Kim From Grace Is Sufficient Recognizes Her Fibromyalgia Triggers
Kimberly J Penix
Today Kim from Grace is Sufficient shares how she treats Fibromyalgia. Please remember that Kim and I are not medical professionals and cannot give medical advice. We are just sharing our experiences and opinions. Check out Grace is Sufficient and be sure to follow her on Facebook, Twitter, Pinterest, and Instagram.
My story begins like so many other fibro patients with a few years of doctor appointments before finally getting a diagnosis. I was given prescriptions for Motrin 600’s, exercise suggestions and shrugged shoulders from my doctor while he explained all my blood tests, etc. were coming back normal. But I knew there was something else going on over and above the issues I already dealt with from my Polycystic Ovarian Syndrome. I became more and more determined to get to the bottom of whatever was wreaking havoc on my body and mind so my primary care physician finally sent me to a rheumatologist. I was diagnosed with Fibromyalgia/Chronic Fatigue in 2009 and later that year, adrenal fatigue was added to the mix.

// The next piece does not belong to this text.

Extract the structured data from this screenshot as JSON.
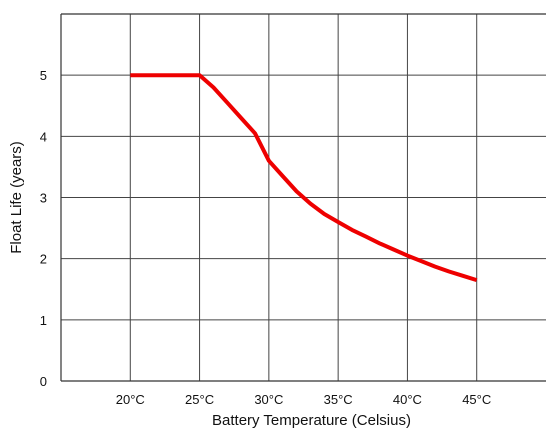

My treatment plan started 300 mg of Gabapentin (Neurontin) three times a day, 50 mg of Amitriptyline (Elavil) at bedtime and Flexeril (I’m sorry I can’t remember the dosage for this one). I immediately felt like a zombie. I had a full-time job in executive management at a credit union and found it impossible to complete my work. The brain fog and fatigue was worse than before the meds. The first pill to go was the Flexeril because my rheumatologist thought it was causing some of my issues. Over time, and with trial and error, I have ended with a mix of 300 mg of Gabapentin twice a day and 75 mg of Amitriptyline at bed. This mix has seemed to help the most.
In addition to the meds, we’ve found a supplement routine that is a tremendous help to me. I take 5 grams of D-Ribose once or twice a day and I find it’s a great help with my energy and brain fog. I also take a B-Complex and 5,000 IU of Vitamin D-3 twice a day.
Diet and exercise play a large role in how I feel. The diet aspect was revealed to me in a large part from being on the Vital Plan Restore Program for three months. The program is a diet and supplement regimen and I have to say it helped quite a bit. The program is pricey so I wasn’t able to continue with it after the initial three months.
As far as pain management, my first line of defense has always been heat. Whether it’s a long soak in a hot bath, heating pad or heating blanket I can find some relief. I also have a Quell device that I use on my bad days and it helps quite a bit.
The biggest battle for me is knowing how to pace myself. I think it helps to a degree and I definitely try not to overdo it when it comes to physical activity, however, there are so many other variables that come with fibro it’s so hard to keep on top of all of them. Weather, particularly when the barometer drops, the first two days of my menstrual cycle, eating too much inflammatory food, stress, etc. can cause a flare. I just try my best to be aware of all the triggers and work around them as best as I possibly can although some are totally unavoidable.
In 2011, I quit working to focus on my health and my family. We moved to a smaller home we could afford on my husband’s pay to allow for me to stay home. I know that isn’t possible for many and feel very fortunate we were able to. Currently, I watch my 4-year-old grandson while my daughter works full time and now have my blogging that is becoming a part-time income stream for me.
Fibro definitely changed my life but I have found I’m stronger and more resilient than I ever knew. I have also found compassion (toward me and toward others) to grow in my immediate family as a result.
Things had to change and life looks much different than planned, but I’m finding ways to live a life of purpose and joy despite my illness and that’s what makes the biggest difference!